Though the term “roxymoron” (used to describe pop-headbangers) will be familiar to fans of the Saturday Night Live skit The Roxbury Guys, the members of Taipei-based expat trio Roxymoron were unaware of its existence when they chose their name. They had been toying with the word oxymoron, and “it just kind of clicked,” said drummer John Stephenson. “It’s stupid enough that you might laugh but it sticks in your head,” said guitarist Dan Semo. “All you want is people to remember.”
Stephenson and lead vocalist Ben Smith had already begun jamming together when they noticed Semo’s “really pretty” Martin acoustic guitar at an open mic night. When the trio formed and it became obvious that “Dan was a better guitar player,” Smith switched from guitar to bass, he said.
Semo’s dreamily ambient guitar converses psychedelically with Smith’s bass, a dialogue that the percussion gives structure to. The result is danceable and energetic.
photo: Alita Rickards
The band plays tomorrow with experimental duo The Okay Cars, pop punk group Vampire Watching Television, and rock band Slack Tide, followed by Earworm DJ BB.

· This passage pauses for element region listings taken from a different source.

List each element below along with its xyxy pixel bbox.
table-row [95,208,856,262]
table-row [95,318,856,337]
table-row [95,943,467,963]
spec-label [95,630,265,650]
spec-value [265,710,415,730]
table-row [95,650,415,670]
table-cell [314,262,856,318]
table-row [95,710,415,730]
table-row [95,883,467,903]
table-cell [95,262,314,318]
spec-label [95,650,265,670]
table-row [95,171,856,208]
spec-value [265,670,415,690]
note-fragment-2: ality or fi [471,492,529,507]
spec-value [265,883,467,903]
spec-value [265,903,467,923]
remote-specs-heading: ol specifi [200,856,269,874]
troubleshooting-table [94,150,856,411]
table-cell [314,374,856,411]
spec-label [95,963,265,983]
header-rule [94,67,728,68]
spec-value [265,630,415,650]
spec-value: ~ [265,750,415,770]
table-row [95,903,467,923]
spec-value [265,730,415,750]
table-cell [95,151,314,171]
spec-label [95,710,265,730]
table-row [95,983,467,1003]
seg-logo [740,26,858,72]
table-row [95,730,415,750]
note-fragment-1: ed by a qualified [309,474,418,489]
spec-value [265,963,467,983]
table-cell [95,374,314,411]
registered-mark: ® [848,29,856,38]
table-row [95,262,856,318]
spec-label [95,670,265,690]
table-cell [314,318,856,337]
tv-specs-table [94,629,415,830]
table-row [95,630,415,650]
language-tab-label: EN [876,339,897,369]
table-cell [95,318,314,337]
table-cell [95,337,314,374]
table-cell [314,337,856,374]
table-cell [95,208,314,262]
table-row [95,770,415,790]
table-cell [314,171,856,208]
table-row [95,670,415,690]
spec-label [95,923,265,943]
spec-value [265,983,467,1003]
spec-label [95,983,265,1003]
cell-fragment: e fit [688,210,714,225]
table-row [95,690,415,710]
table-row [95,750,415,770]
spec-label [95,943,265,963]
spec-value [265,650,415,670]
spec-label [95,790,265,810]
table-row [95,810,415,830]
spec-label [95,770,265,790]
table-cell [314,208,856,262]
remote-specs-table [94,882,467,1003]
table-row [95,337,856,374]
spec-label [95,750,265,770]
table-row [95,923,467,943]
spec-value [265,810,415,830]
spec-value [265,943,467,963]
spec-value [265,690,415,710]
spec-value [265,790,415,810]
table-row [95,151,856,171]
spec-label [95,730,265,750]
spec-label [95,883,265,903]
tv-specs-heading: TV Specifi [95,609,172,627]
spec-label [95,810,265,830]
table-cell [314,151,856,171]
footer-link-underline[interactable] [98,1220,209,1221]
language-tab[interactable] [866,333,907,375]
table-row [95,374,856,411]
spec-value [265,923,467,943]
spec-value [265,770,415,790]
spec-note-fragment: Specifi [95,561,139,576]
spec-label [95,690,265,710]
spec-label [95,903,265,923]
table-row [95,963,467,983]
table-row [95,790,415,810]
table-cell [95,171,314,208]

“We started off kind of Queens of the Stone Age-y,” said Semo. “But the sound is based around the off beat, the disco beat theme that pops up in every song.” The end product is “collaborative, [and] comes out of the jams,” said Smith.
“Dan will come with a riff, delay, loop, atmospheric stuff,” Stephenson said of guitarist Semo, who creates eccentric and engaging melodies though he also gets down and dirty. “We take the fun bits and work from that.” Stephenson drums with a composed intensity, rehearsing in bare feet to get a feeling for the rhythm.
Smith’s David Byrne-like sense of pacing and occasional punk intensity give the music direction. The band’s songs are not lyrically based but rely on a mix of scat and chat: “At least half are kind of nonsense, sound nice, syllables fit together,” he said. Topics vary — one is about a “randy guy running around” fulfilling his urges, another is about a “random Swedish guy we met last year at Spring Scream.”
Smith has that rock star quality: When not performing he is laid back, but as soon as he opens his mouth there’s a shift, and — to borrow a term used in drama classes — he “drops in.”
Though Roxymoron creates moody instrumental soundscapes, before you get too absorbed the music livens up, increasing the pace with a driven intensity that says the time for thinking is over and now it is time to dance.
“We’re a live band and you want to do what works when you’re playing,” said Semo. “You see people moving and it makes you want to play even more.”